Bami se enjuga las lágrimas con la manga del abrigo. El abrigo tiene la felpa gastada y en algunos sitios descosida. Años atrás fue la prenda más preciada de su madre, que solía reservarla para las ocasiones especiales. Llevaba el abrigo cosa de un lustro olvidado dentro del armario.
–Anda, hija, póntelo –le ha dicho–. Al menos frío no pasarás. El día que ganes dinero te compras otro y éste se lo regalas a un mendigo.
Al volver la espalda a la casa, a Bami le entra la duda de haber llorado, pues en la manga con la que se ha restregado los ojos no han quedado rastros de humedad. A tal punto le incomoda la incertidumbre que, en cuanto dobla la primera esquina, deposita el equipaje en el suelo y se apresura a llevarse los dedos a los párpados. Tras comprobar que están secos, recobra la tranquilidad y reanuda su camino.
Bami encuentra a la maestra sentada dentro de su automóvil, un modesto Carde T88 de color blanco. Mientras se acerca a ella por la calle empedrada, nota que a cada paso el pecho se le va encogiendo de timidez. La maestra parece atareada dentro del vehículo. A Bami le da un vuelco el corazón cuando descubre que la maestra se está pintando de color granate, con un pincel que moja dentro de un frasco, las uñas de los pies. Ella no se imaginaba que la maestra pudiese hacer tal cosa, ni siquiera que la maestra tuviera pies.
Al percatarse de la presencia de Bami, la maestra baja enérgicamente la ventanilla y dice de sopetón, como si pidiera el santo y seña:
–Raíz cuadrada de ciento veintiuno.
Bami agacha la cabeza. Calza unos zapatos anticuados, con el cuero ajado y las lengüetas arrugadas.
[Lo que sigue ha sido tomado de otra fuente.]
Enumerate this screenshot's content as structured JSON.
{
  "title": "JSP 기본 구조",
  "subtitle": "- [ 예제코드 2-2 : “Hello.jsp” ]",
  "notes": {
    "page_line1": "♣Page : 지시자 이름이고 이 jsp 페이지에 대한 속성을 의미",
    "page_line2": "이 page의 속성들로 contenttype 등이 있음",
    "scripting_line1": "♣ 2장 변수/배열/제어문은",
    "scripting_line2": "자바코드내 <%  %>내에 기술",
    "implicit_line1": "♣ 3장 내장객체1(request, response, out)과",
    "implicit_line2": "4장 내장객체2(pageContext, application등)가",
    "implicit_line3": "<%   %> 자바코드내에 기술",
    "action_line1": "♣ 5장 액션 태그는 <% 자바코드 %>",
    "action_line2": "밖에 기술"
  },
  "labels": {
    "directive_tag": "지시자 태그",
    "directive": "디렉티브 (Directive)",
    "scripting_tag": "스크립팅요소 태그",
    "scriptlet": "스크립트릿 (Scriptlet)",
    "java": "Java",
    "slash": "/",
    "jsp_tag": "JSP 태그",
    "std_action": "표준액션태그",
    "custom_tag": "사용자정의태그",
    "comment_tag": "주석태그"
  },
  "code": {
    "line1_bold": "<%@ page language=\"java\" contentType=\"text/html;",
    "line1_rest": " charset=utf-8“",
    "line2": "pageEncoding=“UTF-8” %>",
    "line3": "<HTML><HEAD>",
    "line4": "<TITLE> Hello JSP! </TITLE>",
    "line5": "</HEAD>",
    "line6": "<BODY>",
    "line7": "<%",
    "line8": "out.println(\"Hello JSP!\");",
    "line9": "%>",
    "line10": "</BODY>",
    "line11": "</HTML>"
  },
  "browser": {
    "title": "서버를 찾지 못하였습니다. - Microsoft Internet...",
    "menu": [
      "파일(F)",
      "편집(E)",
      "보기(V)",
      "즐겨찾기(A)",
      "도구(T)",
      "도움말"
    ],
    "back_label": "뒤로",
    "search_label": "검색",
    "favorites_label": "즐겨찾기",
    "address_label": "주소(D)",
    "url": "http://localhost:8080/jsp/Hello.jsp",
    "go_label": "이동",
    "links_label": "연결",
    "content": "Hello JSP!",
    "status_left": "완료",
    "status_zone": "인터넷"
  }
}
Hay en los labios frescos de la muchacha un temblor de susurros. Tras unos momentos de reflexión, levanta la cara para responder con voz apagada, pero segura:
–Once.
–Puedes montarte.
Bami coloca sus bultos sobre el asiento trasero y luego se acomoda en el de delante por invitación de la maestra. Dice ésta nada más poner el motor en marcha:
–Si fallas en aritmética no me echo yo a la conciencia el peso de llevarte al mundo.
El cielo está nublado. No parece, sin embargo, que va a llover. Hacia el oeste, sobre la raya del horizonte, despuntan algunos corros azules. La carretera serpea pendiente abajo. Bami ha parado la mirada en la última casa del pueblo, como con deseo de agarrarse a un lugar y un tiempo que en breves instantes serán patrimonio del pasado.
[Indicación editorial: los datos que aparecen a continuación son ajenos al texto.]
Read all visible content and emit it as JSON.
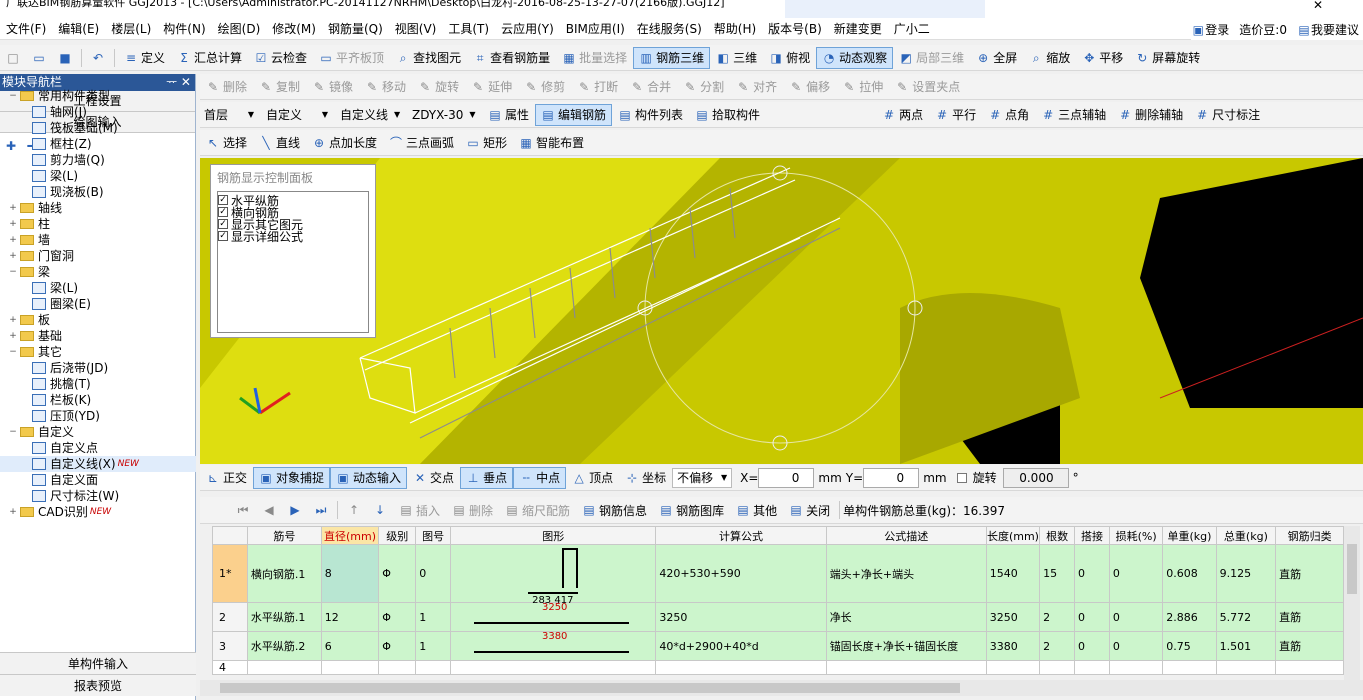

–La dulce Bami –dice de pronto la maestra, sonriente, cuando la carretera se oscurece bajo los árboles del bosque–, la niña callada. ¿Sabes adónde vas? ¿Sabes lo que te espera?
Bami, superada la vergüenza del principio, siente que se ha acostumbrado a la cercanía de la maestra, a su intenso perfume, a sus pies descalzos sobre los pedales del vehículo.
–A Antíbula voy, señorita.
–¿No te da miedo ir sola a la gran ciudad?
–Sí, señorita.
–¿Mucho miedo?
–Bastante.
La maestra vuelve la cabeza para escudriñar en las facciones de Bami el efecto de sus palabras.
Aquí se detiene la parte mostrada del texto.